A Personal Interpretation
One might say that for some artworks, seeing beyond the artist’s intention to form a more indefinite, personal interpretation is, ironically, the creator’s ultimate objective after all. Much like Alice stepping tentatively through the two-dimensional plane of the looking glass into the possibilities beyond, the viewer is invited to deduce his own meaning, to form his own associations, thus essentially taking part in the creative process itself. While ambiguity is standard in the conceptual contemporary pieces of today, what mattered most in early American art was what could be read on the surface: narrative clarity, illusionistic detail, realism, and straightforward moral instruction. When did things change? Perhaps, it seems, around the time avant-garde artists began to pursue abstraction, flirt with modernism, and challenge the aesthetic standards of the past.

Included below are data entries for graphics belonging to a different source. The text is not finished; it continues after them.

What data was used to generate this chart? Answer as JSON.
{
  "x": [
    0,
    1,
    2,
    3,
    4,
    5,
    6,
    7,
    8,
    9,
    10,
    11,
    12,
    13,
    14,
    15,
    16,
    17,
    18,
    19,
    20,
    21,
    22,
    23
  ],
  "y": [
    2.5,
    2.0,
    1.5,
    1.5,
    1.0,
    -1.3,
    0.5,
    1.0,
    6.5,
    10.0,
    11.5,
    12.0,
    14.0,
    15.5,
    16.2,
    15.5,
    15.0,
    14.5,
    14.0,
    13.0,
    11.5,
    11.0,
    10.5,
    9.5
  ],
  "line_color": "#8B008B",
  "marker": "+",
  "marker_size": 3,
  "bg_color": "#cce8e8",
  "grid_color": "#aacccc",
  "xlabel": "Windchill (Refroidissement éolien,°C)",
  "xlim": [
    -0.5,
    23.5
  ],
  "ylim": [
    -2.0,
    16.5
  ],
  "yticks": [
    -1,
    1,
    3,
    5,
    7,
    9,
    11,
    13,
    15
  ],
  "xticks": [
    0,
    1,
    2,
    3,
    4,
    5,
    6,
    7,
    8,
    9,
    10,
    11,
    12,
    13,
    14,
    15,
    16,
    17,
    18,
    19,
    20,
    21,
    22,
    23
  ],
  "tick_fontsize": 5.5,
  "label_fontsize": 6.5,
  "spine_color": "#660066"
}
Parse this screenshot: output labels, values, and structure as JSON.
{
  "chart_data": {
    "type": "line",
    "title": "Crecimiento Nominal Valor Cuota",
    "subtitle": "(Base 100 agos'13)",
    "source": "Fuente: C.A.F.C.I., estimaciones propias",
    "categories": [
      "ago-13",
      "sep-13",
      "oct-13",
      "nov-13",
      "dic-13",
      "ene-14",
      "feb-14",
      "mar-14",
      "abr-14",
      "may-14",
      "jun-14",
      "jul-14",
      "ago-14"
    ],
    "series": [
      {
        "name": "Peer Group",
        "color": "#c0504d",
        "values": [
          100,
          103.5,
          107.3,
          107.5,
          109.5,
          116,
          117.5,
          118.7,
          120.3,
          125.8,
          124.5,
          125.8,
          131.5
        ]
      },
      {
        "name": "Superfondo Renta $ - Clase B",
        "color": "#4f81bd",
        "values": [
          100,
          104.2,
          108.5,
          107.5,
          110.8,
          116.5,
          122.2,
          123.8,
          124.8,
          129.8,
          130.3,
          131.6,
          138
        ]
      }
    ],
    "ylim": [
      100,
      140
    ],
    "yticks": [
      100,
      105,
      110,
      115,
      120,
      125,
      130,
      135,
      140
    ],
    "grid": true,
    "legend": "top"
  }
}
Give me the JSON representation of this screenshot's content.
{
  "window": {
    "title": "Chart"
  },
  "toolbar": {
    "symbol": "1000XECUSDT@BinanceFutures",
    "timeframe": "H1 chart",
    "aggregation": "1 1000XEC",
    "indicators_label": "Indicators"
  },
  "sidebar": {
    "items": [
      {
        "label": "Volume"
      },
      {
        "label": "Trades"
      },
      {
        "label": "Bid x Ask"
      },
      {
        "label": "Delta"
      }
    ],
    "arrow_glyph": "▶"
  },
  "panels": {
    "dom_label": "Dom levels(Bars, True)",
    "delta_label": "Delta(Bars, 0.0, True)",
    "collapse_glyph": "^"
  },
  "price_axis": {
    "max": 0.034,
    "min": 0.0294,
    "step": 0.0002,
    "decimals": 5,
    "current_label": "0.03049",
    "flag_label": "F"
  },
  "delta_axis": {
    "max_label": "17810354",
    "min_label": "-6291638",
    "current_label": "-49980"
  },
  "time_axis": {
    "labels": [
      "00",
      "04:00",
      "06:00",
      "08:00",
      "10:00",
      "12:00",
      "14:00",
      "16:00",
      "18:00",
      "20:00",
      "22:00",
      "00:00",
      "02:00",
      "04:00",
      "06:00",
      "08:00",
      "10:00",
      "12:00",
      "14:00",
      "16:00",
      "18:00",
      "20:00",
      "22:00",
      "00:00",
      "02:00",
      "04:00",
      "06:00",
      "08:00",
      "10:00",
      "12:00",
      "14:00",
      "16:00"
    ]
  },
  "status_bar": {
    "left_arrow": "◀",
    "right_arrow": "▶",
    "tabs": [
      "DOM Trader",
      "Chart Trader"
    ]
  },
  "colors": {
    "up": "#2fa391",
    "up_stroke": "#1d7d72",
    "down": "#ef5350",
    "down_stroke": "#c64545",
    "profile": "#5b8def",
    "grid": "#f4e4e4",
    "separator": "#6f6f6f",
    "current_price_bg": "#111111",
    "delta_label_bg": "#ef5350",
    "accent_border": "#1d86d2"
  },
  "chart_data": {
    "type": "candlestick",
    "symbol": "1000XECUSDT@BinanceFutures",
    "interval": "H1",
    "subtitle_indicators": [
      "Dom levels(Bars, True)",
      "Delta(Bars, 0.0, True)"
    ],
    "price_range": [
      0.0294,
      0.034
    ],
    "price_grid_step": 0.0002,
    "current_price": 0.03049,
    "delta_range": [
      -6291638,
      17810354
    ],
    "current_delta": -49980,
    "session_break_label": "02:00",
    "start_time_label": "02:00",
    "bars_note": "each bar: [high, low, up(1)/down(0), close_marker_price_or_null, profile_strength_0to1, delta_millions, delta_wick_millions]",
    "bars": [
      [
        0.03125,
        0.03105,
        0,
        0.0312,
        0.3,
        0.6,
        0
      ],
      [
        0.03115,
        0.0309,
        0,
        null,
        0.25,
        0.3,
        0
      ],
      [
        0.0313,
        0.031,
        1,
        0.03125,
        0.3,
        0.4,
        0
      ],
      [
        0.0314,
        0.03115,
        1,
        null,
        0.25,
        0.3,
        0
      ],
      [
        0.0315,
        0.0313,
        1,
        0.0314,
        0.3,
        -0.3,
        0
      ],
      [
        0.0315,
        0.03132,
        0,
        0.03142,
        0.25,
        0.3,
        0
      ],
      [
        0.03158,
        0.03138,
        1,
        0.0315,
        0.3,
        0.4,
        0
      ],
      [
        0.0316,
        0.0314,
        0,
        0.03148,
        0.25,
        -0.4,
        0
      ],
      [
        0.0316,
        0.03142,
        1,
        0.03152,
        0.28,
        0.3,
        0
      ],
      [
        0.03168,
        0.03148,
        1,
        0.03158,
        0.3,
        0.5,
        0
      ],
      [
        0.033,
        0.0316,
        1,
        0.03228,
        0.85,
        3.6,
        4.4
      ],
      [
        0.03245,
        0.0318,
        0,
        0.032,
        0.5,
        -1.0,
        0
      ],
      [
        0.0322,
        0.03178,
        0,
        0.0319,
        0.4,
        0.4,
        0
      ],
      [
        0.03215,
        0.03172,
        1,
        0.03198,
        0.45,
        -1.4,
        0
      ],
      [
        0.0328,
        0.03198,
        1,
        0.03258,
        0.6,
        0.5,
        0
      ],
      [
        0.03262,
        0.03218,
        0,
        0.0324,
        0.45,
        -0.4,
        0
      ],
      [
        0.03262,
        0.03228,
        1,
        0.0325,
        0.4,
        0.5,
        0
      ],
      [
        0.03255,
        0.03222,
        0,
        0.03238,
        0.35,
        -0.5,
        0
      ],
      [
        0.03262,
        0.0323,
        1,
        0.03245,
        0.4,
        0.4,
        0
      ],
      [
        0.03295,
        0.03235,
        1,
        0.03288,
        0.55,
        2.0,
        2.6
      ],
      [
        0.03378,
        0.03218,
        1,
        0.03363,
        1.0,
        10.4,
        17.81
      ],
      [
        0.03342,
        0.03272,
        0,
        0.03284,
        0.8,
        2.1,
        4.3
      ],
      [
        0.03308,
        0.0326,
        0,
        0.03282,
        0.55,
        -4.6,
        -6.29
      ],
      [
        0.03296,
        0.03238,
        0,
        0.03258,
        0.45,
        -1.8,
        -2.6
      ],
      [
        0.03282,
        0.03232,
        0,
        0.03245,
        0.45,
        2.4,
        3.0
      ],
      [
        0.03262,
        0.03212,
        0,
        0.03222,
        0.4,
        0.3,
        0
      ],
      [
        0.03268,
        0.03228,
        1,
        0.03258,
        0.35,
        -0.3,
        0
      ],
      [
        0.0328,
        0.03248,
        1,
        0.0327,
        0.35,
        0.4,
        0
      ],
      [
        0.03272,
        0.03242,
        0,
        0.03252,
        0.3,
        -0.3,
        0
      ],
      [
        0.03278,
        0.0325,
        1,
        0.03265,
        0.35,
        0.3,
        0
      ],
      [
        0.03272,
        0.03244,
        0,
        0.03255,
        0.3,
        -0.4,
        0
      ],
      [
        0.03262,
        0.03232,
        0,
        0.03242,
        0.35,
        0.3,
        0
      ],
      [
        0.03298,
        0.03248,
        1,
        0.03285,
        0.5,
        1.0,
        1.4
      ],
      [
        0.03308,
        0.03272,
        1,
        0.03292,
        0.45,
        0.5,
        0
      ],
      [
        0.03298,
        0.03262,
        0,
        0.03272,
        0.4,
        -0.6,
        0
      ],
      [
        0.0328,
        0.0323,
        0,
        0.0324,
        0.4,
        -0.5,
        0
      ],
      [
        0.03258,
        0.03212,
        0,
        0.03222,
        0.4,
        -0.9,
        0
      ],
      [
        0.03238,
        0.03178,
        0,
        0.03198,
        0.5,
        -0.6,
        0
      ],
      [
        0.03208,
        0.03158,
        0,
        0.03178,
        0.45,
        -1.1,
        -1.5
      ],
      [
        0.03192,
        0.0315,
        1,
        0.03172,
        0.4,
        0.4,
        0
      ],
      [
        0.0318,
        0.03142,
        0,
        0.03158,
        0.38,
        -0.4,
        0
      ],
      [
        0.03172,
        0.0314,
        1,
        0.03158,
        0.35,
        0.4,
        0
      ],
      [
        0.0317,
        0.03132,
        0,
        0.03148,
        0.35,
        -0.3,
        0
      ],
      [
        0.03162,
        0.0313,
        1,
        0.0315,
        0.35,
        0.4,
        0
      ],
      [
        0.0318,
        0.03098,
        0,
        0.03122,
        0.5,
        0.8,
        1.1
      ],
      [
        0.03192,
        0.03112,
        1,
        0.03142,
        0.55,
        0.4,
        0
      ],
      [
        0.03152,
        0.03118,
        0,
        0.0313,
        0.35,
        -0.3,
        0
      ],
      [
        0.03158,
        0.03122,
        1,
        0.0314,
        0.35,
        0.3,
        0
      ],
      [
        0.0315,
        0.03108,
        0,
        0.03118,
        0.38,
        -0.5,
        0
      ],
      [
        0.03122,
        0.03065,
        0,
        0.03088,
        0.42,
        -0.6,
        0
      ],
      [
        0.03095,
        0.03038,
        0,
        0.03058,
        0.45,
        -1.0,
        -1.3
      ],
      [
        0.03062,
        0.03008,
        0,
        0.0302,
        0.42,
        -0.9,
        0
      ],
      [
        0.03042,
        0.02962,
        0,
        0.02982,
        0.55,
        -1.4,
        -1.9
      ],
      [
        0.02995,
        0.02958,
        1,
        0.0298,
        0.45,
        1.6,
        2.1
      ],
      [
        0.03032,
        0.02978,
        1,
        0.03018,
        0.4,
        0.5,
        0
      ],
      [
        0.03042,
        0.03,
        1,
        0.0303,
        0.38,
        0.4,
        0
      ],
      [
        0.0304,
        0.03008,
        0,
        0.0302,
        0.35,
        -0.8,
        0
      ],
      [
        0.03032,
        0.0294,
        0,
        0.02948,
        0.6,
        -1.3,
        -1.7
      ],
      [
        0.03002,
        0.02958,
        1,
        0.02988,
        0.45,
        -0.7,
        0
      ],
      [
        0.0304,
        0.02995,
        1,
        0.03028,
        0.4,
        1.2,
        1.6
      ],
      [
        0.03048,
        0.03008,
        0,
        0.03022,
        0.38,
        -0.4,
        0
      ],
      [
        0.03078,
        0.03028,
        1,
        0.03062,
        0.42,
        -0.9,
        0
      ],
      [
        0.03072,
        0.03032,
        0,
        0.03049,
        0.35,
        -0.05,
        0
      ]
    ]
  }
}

Consider Nocturne in Black and Gold: The Falling Rocket of 1875. In the mass of shadowy dark hues, vague wandering figures, and splashes of brilliant color, museum-goers might construe myriad meanings from the same scene: perhaps sparks from a blazing campfire, flickering Japanese lanterns, or visions of far-off galaxies mystically appearing on a clear summer night. Indeed, while the Massachusetts-born artist James Abbott McNeill Whistler (1834-1903) was inspired by a specific event (a fireworks display over London’s Cremorne Gardens) the intangibility, both in appearance and theme, of the oil on panel was deliberate. The questions it conjures, the emotions it evokes, may differ from one viewer to another, and frankly, that’s the point.
“Flinging a pot of paint in the public’s face”
The Falling Rocket resonates with many 21st-century beholders, yet when it was first exhibited at a London gallery in 1877, detractors deemed the paintin too slapdash, incomprehensible, even insulting. Art critic John Ruskin dismissed Whistler’s effort as “flinging a pot of paint in the public’s face,” as in his opinion it contained no social value. In response, Whistler—cheeky man that he was—sued Ruskin for libel, and though he won the case in court, he was awarded only a farthing in damages. During the highly publicized trial, the artist defended his series of atmospheric “noctures” as artistic arrangements whose worth lay not in any imitative aspects but in their basis in transcendent ideals of harmony and beauty.
Music
Whistler saw his paintings as musical compositions illustrated visually, and delineated this idea is his famed “Ten O’Clock” lecture of 1885:
Nature contains the elements, in colour and form, of all pictures, as the keyboard contains the notes of all music. But the artist is born to pick and choose . . . that the result may be beautiful—as the musician gathers his notes, and forms his chords, until he brings forth from chaos glorious harmony.
Many of his titles incorporate allusions to music: “nocturnes,” “symphonies,” “arrangements,” and “harmonies.” The immaterial, the spiritual—these principles are subtly interwoven throughout Whistler’s oeuvre, and he preached his ideas on the new religion of art throughout his career.